By Salena Fourie
There is an indigenous evergreen plant that grows in the Eastern Cape, and goes by the scientific name Portulacaria afra. Its layman name is Spekboom, but it has been given many names: Elephants Food, Pork Bush, Dwarf Jade Plant and, most recently, the ‘wonder plant’ - which is inspired by its ability to remove large amounts of carbon dioxide from the atmosphere. It can get rid of more than 4000 kgs of carbon dioxide per year per hectare; it destroys more carbon dioxide than the Amazon rainforest.
The plant used to cover hectares of land, but is now only found in the area in and around the Addo Elephant Park. It can also be found in the Little Karoo. Times Live has reported that programs, such as the one run by Samara Private Game Reserve, have recently been put in place in the Eastern Cape for its restoration and it is being replanted hectares at a time.

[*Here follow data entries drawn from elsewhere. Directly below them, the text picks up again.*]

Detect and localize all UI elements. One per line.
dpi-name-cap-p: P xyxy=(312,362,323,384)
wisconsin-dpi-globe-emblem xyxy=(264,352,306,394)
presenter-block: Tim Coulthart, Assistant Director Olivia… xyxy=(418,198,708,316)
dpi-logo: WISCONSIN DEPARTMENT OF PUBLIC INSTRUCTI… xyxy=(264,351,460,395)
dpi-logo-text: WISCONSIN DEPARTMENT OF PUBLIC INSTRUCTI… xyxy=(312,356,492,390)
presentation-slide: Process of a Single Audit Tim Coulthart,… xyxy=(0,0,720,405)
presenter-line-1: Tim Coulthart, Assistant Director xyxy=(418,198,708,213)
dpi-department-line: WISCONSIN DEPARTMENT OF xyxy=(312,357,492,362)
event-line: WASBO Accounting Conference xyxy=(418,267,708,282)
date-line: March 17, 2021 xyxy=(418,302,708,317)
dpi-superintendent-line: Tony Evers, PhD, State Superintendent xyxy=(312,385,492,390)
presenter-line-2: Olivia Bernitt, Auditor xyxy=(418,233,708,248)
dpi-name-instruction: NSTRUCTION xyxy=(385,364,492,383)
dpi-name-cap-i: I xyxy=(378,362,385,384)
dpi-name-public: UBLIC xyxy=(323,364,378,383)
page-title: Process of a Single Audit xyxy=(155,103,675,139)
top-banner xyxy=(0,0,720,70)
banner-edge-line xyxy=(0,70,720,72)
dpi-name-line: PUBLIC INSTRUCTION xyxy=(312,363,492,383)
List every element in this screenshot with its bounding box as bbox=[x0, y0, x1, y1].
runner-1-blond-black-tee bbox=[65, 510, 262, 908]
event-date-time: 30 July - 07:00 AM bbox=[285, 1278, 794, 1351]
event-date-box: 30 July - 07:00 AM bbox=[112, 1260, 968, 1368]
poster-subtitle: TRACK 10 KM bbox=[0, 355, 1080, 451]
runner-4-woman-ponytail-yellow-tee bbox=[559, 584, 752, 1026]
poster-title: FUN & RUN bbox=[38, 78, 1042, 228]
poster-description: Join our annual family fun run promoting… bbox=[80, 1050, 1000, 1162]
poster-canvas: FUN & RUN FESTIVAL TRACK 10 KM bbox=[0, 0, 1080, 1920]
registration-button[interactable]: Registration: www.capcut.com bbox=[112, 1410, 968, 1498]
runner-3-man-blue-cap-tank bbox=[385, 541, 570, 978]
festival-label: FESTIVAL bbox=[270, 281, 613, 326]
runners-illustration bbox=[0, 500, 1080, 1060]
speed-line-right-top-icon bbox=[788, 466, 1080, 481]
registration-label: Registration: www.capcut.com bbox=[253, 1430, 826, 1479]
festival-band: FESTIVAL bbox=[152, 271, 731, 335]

To add to the wonder of Spekboom, it also requires very little maintenance – which means you could probably grow some yourself. It is drought-resistant and can survive on just 250-350mm of water a year, which is very helpful considering South Africa's recurring droughts. It has a photosynthetic mechanism that allows it to adapt to both rainforest-like conditions and semi-arid conditions, making it suitable for various garden types. Stodels says it easily propagated; one simply needs a cutting from a mature spekboom to get one’s own plant growing.
There have been many accounts on how fast this plant grows in the comments section of How Cool is Spekboom? by Sprig. It can be turned into a hedge, a bonsai or used as a large bush; it responds quite well to pruning.
It also has a range of health benefits, and is healthy not only for black rhinos, elephants and kudus, but also for people. Spekboom has a slight citrus taste, is high in Vitamin C and has leaves full of moisture – making it a great treatment for dehydration and exhaustion. It can also be used in salads for a citrus twist.
The high levels of carbon dioxide in the atmosphere are definitely threatening the livelihood of our planet. Perhaps the restoration of this ‘wonder plant’ will make a difference. It definitely wouldn’t hurt to have one (or many) planted in your garden.